Mais souvent, et l'écrivain me rappelle en cela Georges Sand qu’il admirait beaucoup, ce que fait Tourguéniev en faveur des paysans est plus subtil, plus profond, puisqu’il contribue à changer la mentalité et la vision des classes sociales supérieures sur les moujiks. Dans ses conversations d’égal à égal avec le paysan, dans la description poétique de son environnement, à travers le portrait plein d'humanité qu'il donne de lui, il lui confère une grandeur (que la classe noble ne pouvait qu’ignorer) qui en fait un véritable héros de la terre russe. 

Cette promotion à la dignité humaine des paysans prenait dans le contexte de la société russe de Nicolas 1er une allure sinon révolutionnaire, du moins presque de défi écrit Georges Haldas.

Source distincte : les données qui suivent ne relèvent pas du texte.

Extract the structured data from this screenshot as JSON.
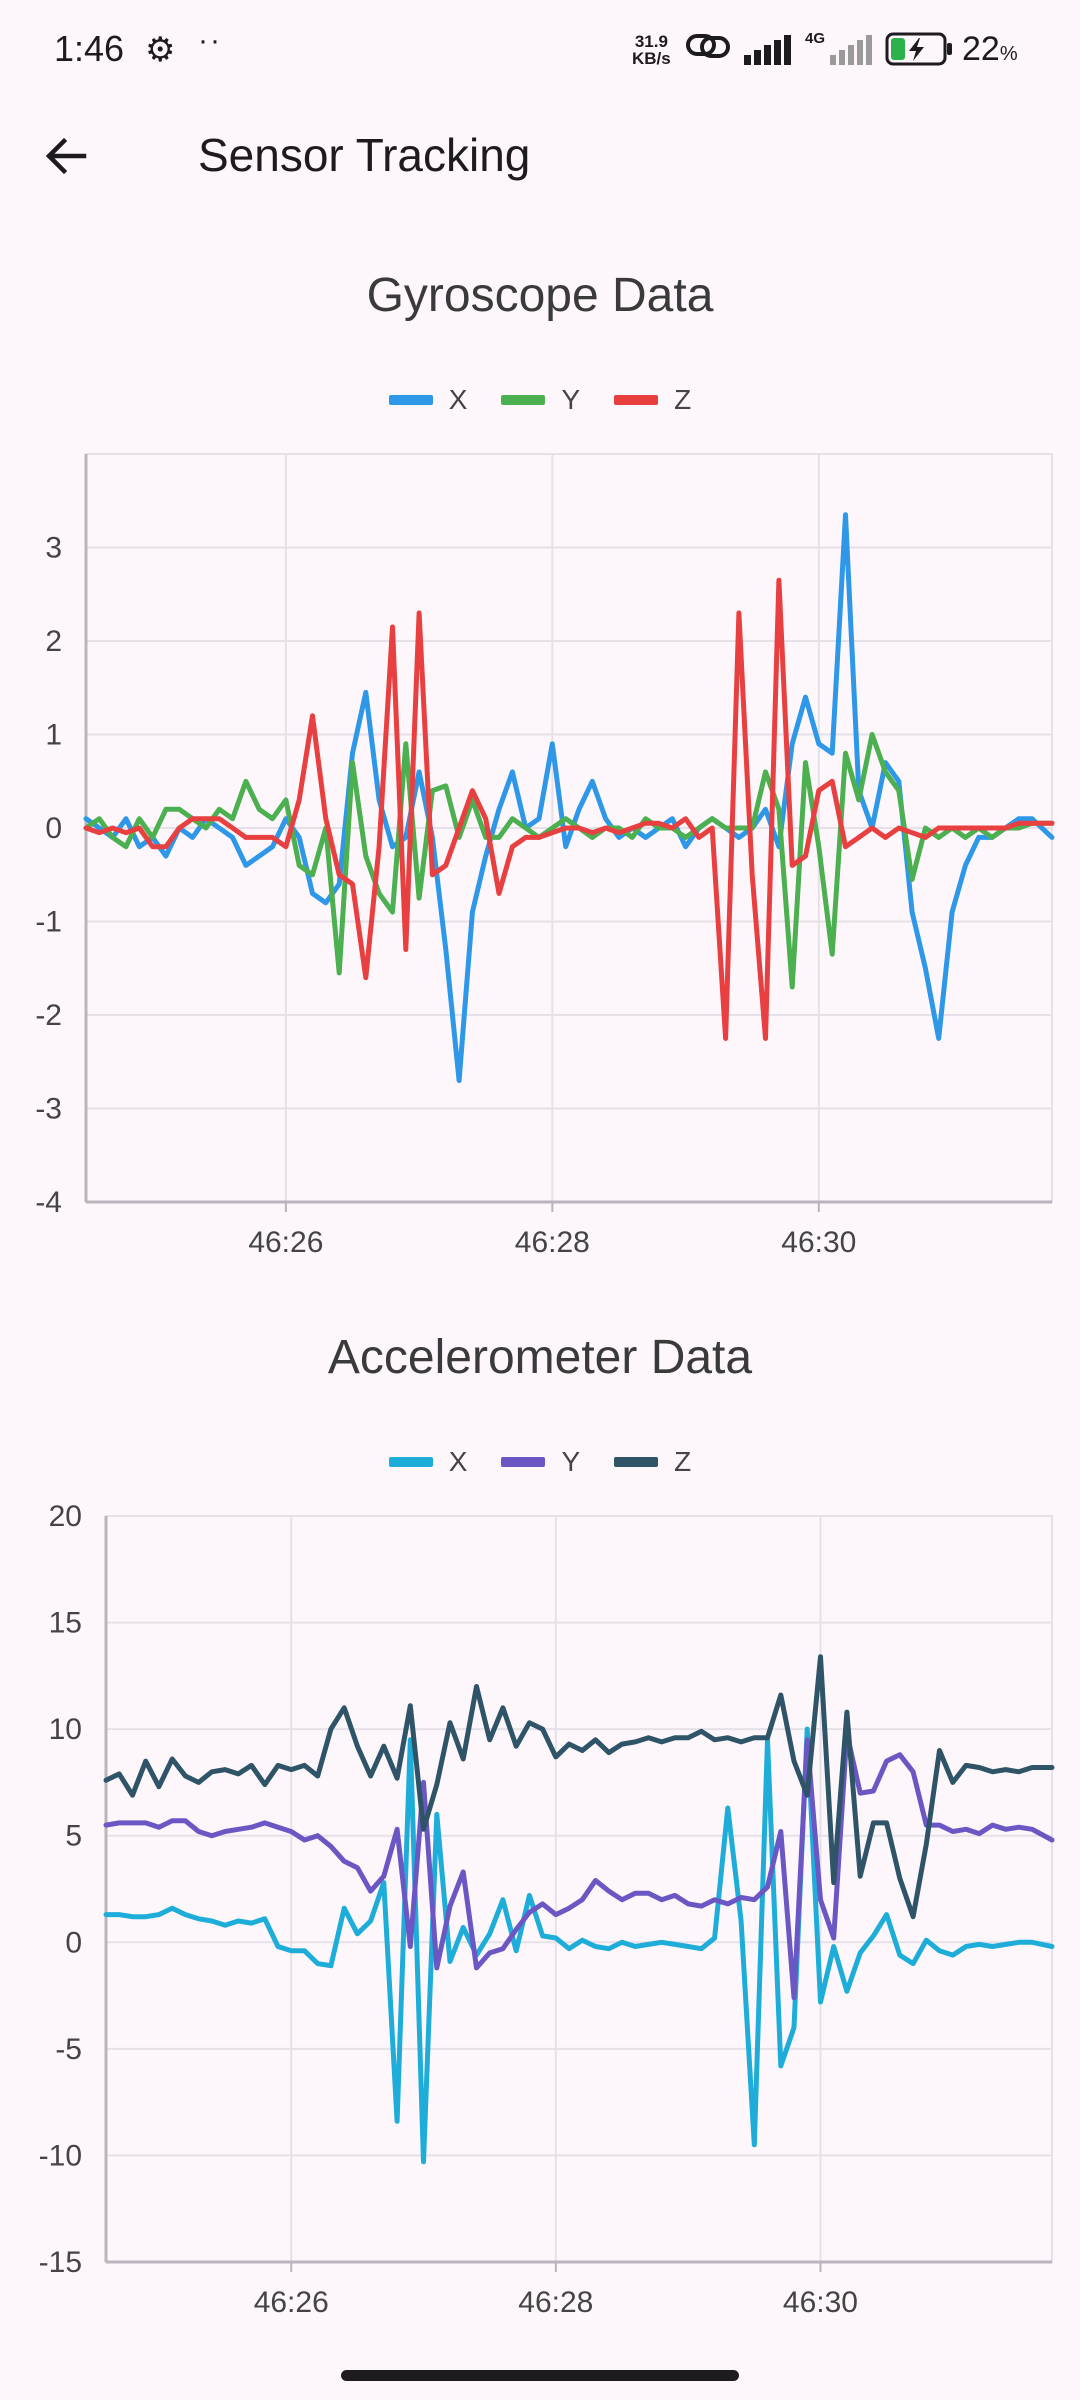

On a reproché aussi à Tourgueniev de ne pas avoir libéré ses serfs mais il savait très bien qu'il ne le pouvait pas; L'abolition du servage ne pouvait avoir lieu sans une réforme agraire qui donnerait des  terres aux paysans; sinon ceux-ci seraient  condamnés à mourir de faim. Quand Tolstoï en 1856 essaya de libérer ses serfs, ces derniers refusèrent ce qu'ils croyaient être un piège !

 Mémoires d'un chasseur est souvent considéré comme le chef d'oeuvre de Ivan Tourgueniev. Si j'aime beaucoup ces récits, je garde toujours une petite préférence pour Père et fils.